The 44-year-old musician is gearing up for his "Hawthorne Rides Again Tour," which will make a stop at Meow Wolf in Santa Fe on Sunday, Jan. 21.

"I've never performed there," he says. "I've seen it online and heard about the venue from friends. It's going to be a magical night."

Hawthorne is touring in support of his 2023 release, "For All Time," which was released on Oct. 27.

The album consists of 13 tracks.

"It was a situation where I was working on (the album) for a few years," Hawthorne says. "I've been writing and producing for other artists now. I haven't had enough time to focus on my own thing. And if I didn't really focus on it now, I'd never get to it. I called up Roddy McDonald and we banged it out in three weeks."

Hawthorne's journey with the album was speedy because he knew what he wanted.

"I was trying to figure out how to marry the Ethiopian and Turkish jazz sound with The Delfonics' soul and Motown," he says. "It took a lot of experimentation to figure out how to make it work together."
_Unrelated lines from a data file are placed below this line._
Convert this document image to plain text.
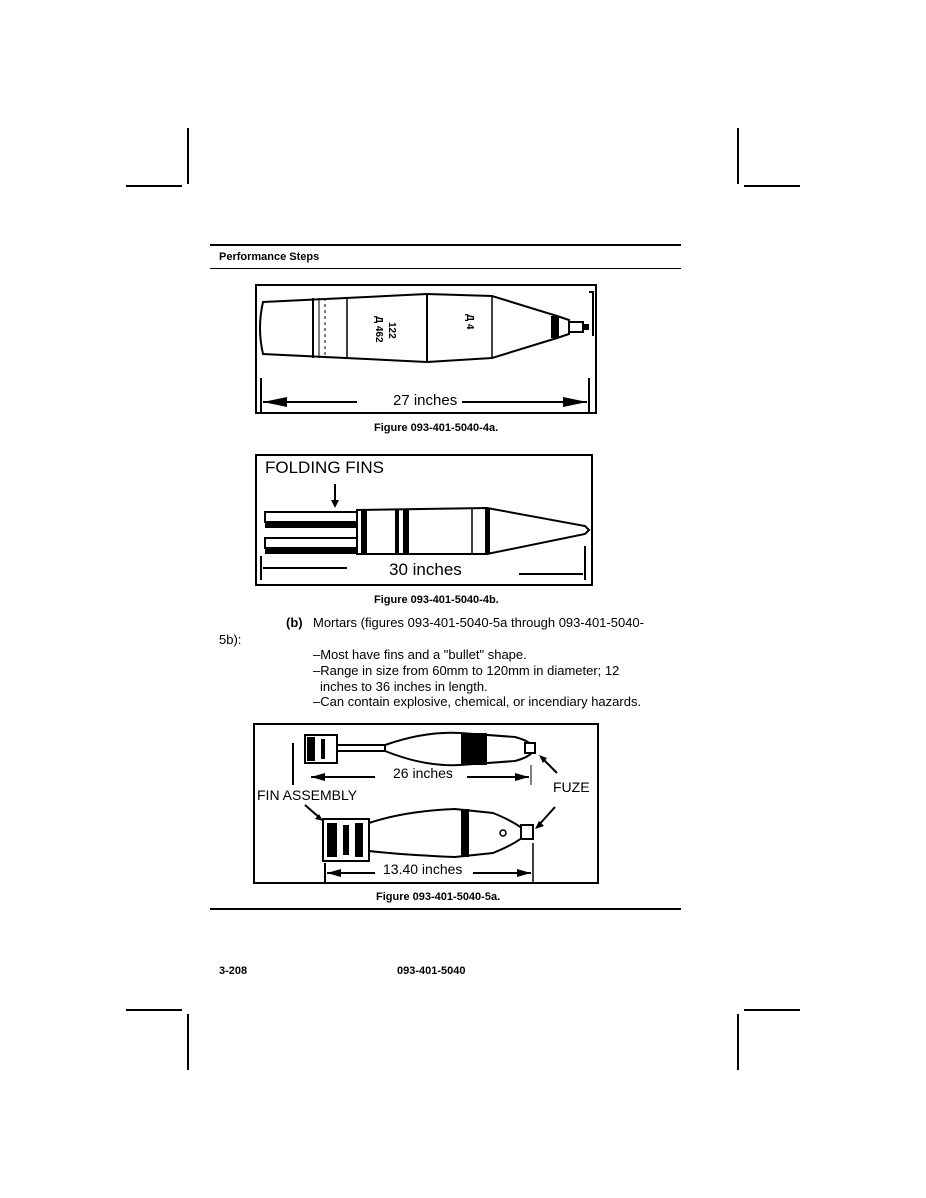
Performance Steps
122
Д 462	Д 4
27 inches
Figure 093-401-5040-4a.
FOLDING FINS
30 inches
Figure 093-401-5040-4b.
(b) Mortars (figures 093-401-5040-5a through 093-401-5040-
5b):
–Most have fins and a "bullet" shape.
–Range in size from 60mm to 120mm in diameter; 12
inches to 36 inches in length.
–Can contain explosive, chemical, or incendiary hazards.
26 inches
FIN ASSEMBLY	FUZE
13.40 inches
Figure 093-401-5040-5a.
3-208	093-401-5040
Hawthorne says once the single, "Without You," was completed, the vibe of the album was secure.

"There were a few extra songs that didn't fit the vibe," he says. "I really wanted to go all the way into that zone. It's kind of dark, mysterious and dramatic. It has Middle Eastern influence. An African influence. I wanted the entire album to feel like you were at a Moroccan jazz club."

Hawthorne cut his teeth in his hometown of Ann Arbor, Michigan, where he started making beats and DJing at the height of Detroit hip-hop. Since his debut heart-shaped single, "Just Ain't Gonna Work Out," in 2008, Hawthorne has released multiple LPs, raking in accolades from the music industry.
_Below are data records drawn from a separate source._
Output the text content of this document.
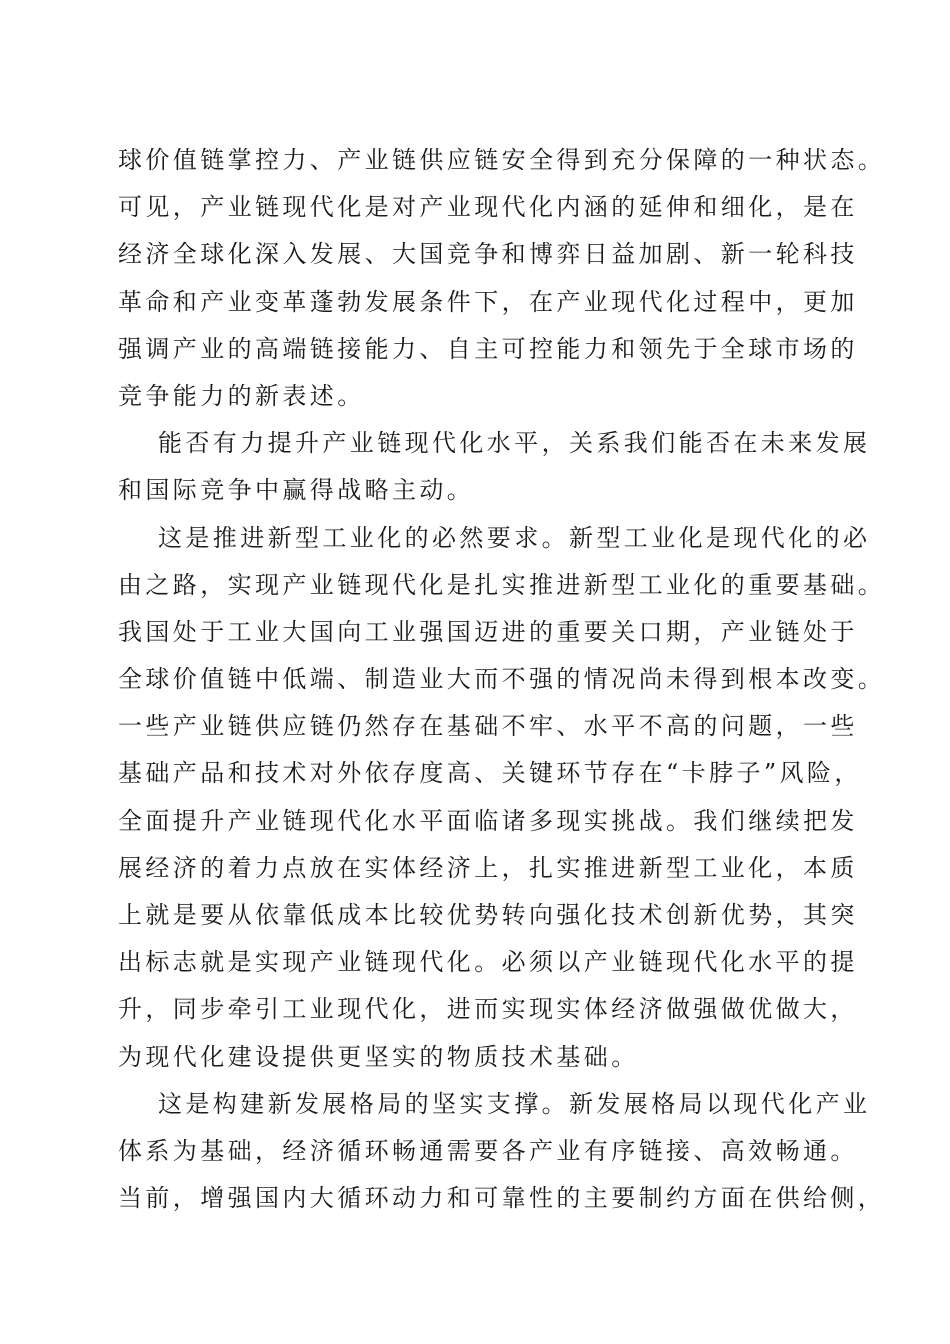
球价值链掌控力、产业链供应链安全得到充分保障的一种状态。
可见，产业链现代化是对产业现代化内涵的延伸和细化，是在
经济全球化深入发展、大国竞争和博弈日益加剧、新一轮科技
革命和产业变革蓬勃发展条件下，在产业现代化过程中，更加
强调产业的高端链接能力、自主可控能力和领先于全球市场的
竞争能力的新表述。
能否有力提升产业链现代化水平，关系我们能否在未来发展
和国际竞争中赢得战略主动。
这是推进新型工业化的必然要求。新型工业化是现代化的必
由之路，实现产业链现代化是扎实推进新型工业化的重要基础。
我国处于工业大国向工业强国迈进的重要关口期，产业链处于
全球价值链中低端、制造业大而不强的情况尚未得到根本改变。
一些产业链供应链仍然存在基础不牢、水平不高的问题，一些
基础产品和技术对外依存度高、关键环节存在“卡脖子”风险，
全面提升产业链现代化水平面临诸多现实挑战。我们继续把发
展经济的着力点放在实体经济上，扎实推进新型工业化，本质
上就是要从依靠低成本比较优势转向强化技术创新优势，其突
出标志就是实现产业链现代化。必须以产业链现代化水平的提
升，同步牵引工业现代化，进而实现实体经济做强做优做大，
为现代化建设提供更坚实的物质技术基础。
这是构建新发展格局的坚实支撑。新发展格局以现代化产业
体系为基础，经济循环畅通需要各产业有序链接、高效畅通。
当前，增强国内大循环动力和可靠性的主要制约方面在供给侧，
He opened for Amy Winehouse on her tragic final tour and served as direct support for Bruno Mars twice. He crafted modern yacht rock jams with Pharrell Williams poolside in Miami, and John Mayer called his debut the "album of the year" on Twitter. His songs have soundtracked episodes of HBO's "Girls," and were featured as the end credits of the final episode of "Ugly Betty."
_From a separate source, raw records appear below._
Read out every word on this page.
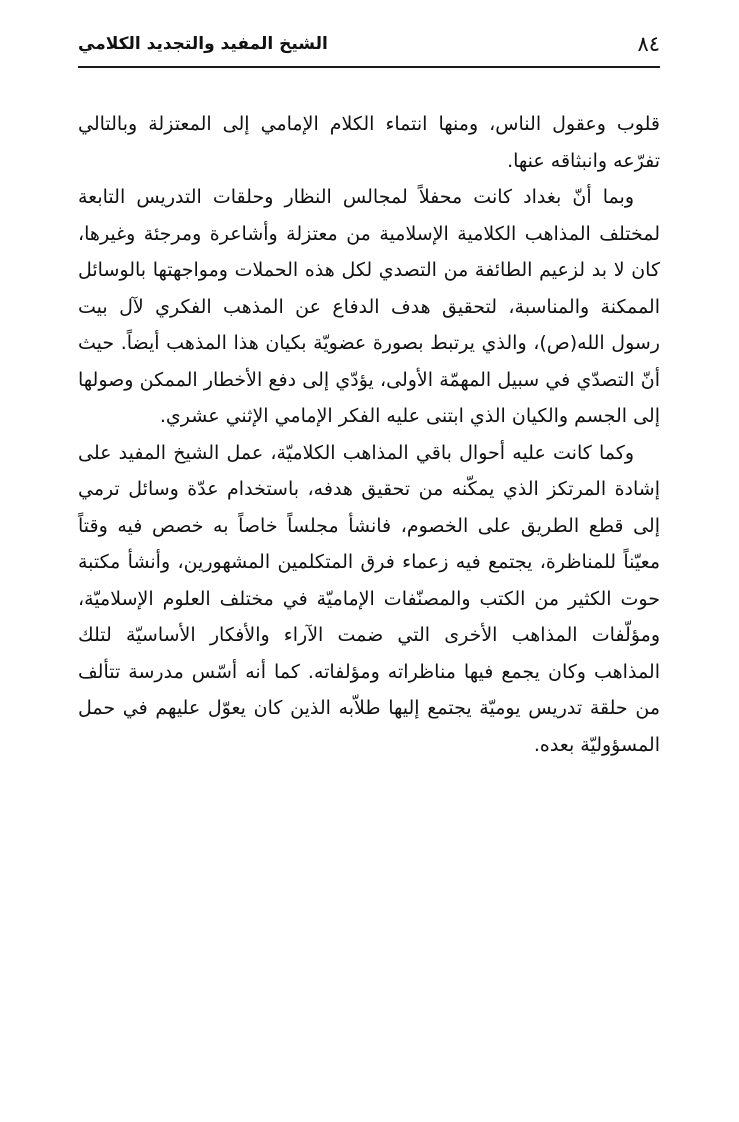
الشيخ المفيد والتجديد الكلامي	٨٤

قلوب وعقول الناس، ومنها انتماء الكلام الإمامي إلى المعتزلة وبالتالي تفرّعه وانبثاقه عنها.

وبما أنّ بغداد كانت محفلاً لمجالس النظار وحلقات التدريس التابعة لمختلف المذاهب الكلامية الإسلامية من معتزلة وأشاعرة ومرجئة وغيرها، كان لا بد لزعيم الطائفة من التصدي لكل هذه الحملات ومواجهتها بالوسائل الممكنة والمناسبة، لتحقيق هدف الدفاع عن المذهب الفكري لآل بيت رسول الله(ص)، والذي يرتبط بصورة عضويّة بكيان هذا المذهب أيضاً. حيث أنّ التصدّي في سبيل المهمّة الأولى، يؤدّي إلى دفع الأخطار الممكن وصولها إلى الجسم والكيان الذي ابتنى عليه الفكر الإمامي الإثني عشري.

وكما كانت عليه أحوال باقي المذاهب الكلاميّة، عمل الشيخ المفيد على إشادة المرتكز الذي يمكّنه من تحقيق هدفه، باستخدام عدّة وسائل ترمي إلى قطع الطريق على الخصوم، فانشأ مجلساً خاصاً به خصص فيه وقتاً معيّناً للمناظرة، يجتمع فيه زعماء فرق المتكلمين المشهورين، وأنشأ مكتبة حوت الكثير من الكتب والمصنّفات الإماميّة في مختلف العلوم الإسلاميّة، ومؤلّفات المذاهب الأخرى التي ضمت الآراء والأفكار الأساسيّة لتلك المذاهب وكان يجمع فيها مناظراته ومؤلفاته. كما أنه أسّس مدرسة تتألف من حلقة تدريس يوميّة يجتمع إليها طلاّبه الذين كان يعوّل عليهم في حمل المسؤوليّة بعده.
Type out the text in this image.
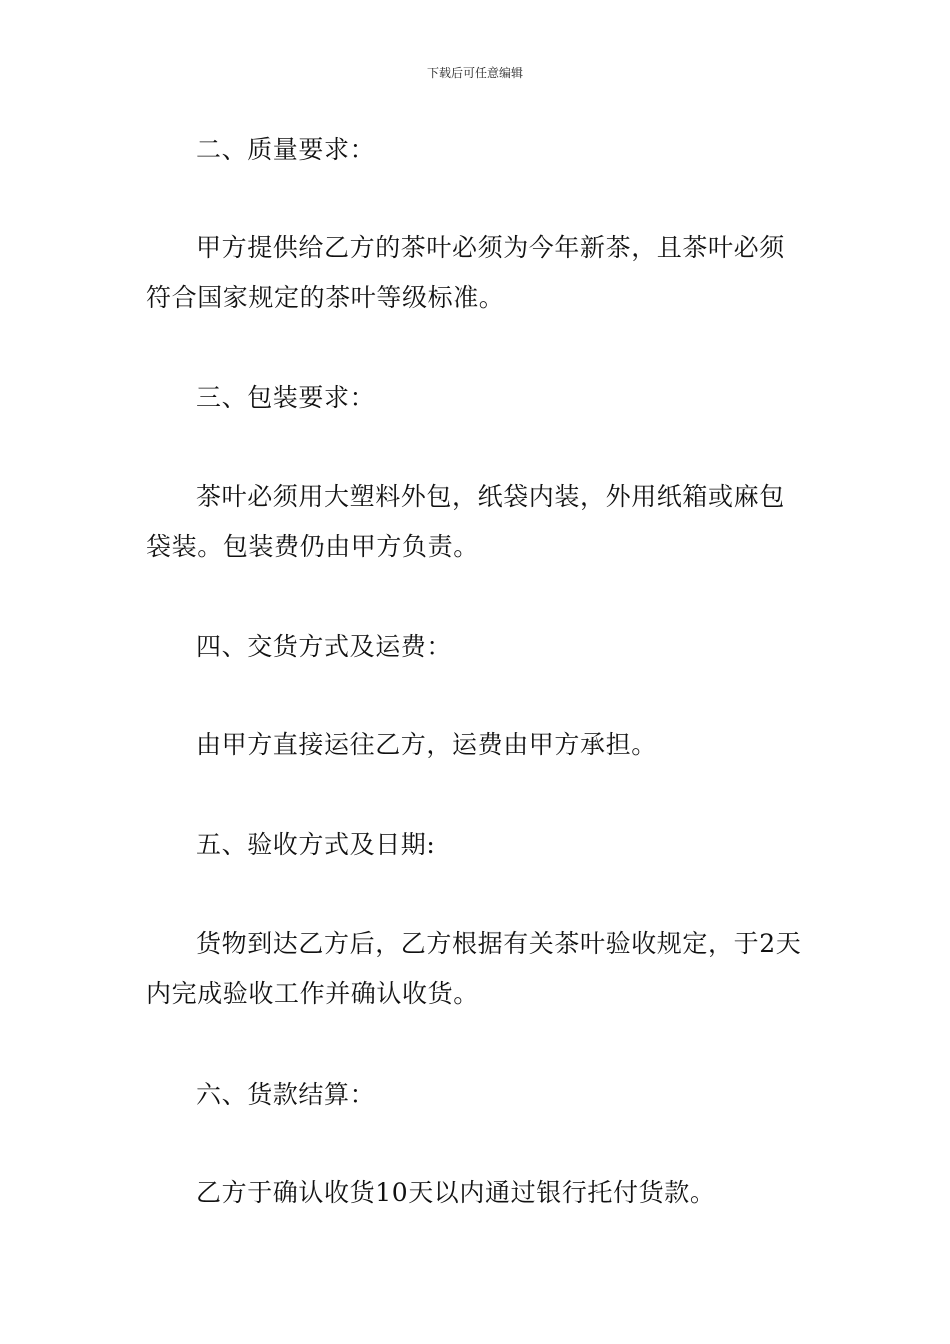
下载后可任意编辑
二、质量要求：
甲方提供给乙方的茶叶必须为今年新茶，且茶叶必须符合国家规定的茶叶等级标准。
三、包装要求：
茶叶必须用大塑料外包，纸袋内装，外用纸箱或麻包袋装。包装费仍由甲方负责。
四、交货方式及运费：
由甲方直接运往乙方，运费由甲方承担。
五、验收方式及日期:
货物到达乙方后，乙方根据有关茶叶验收规定，于2天内完成验收工作并确认收货。
六、货款结算：
乙方于确认收货10天以内通过银行托付货款。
After the release of his 2016 album, "Man About Town," Hawthorne launched the next phase of his career as a producer and writer for fellow artists.

When the pandemic struck, Hawthorne took to YouTube, where he started the "Wine & Vinyl Hour" livestreaming series, spinning rare records for his global community of viewers and reaching them in the most intimate of settings; at home.

When it comes to putting together a set list, Hawthorne is finding it to be a difficult task because of a growing catalog of music.

"I was just talking about this with my band," he says. "There are so many songs now. I can't possibly do them all in one set. I'm really tailoring this set. I want to give the people what they want, yet we can't do them all. I'm trying to keep it like George Clooney. It's two songs for you and one for me."

Hawthorne says each time he steps on stage, he's going to give more than his all.

"We don't stand up there just to play the songs," he says. "You are going to get a show and it's going to be fun because I'm having fun."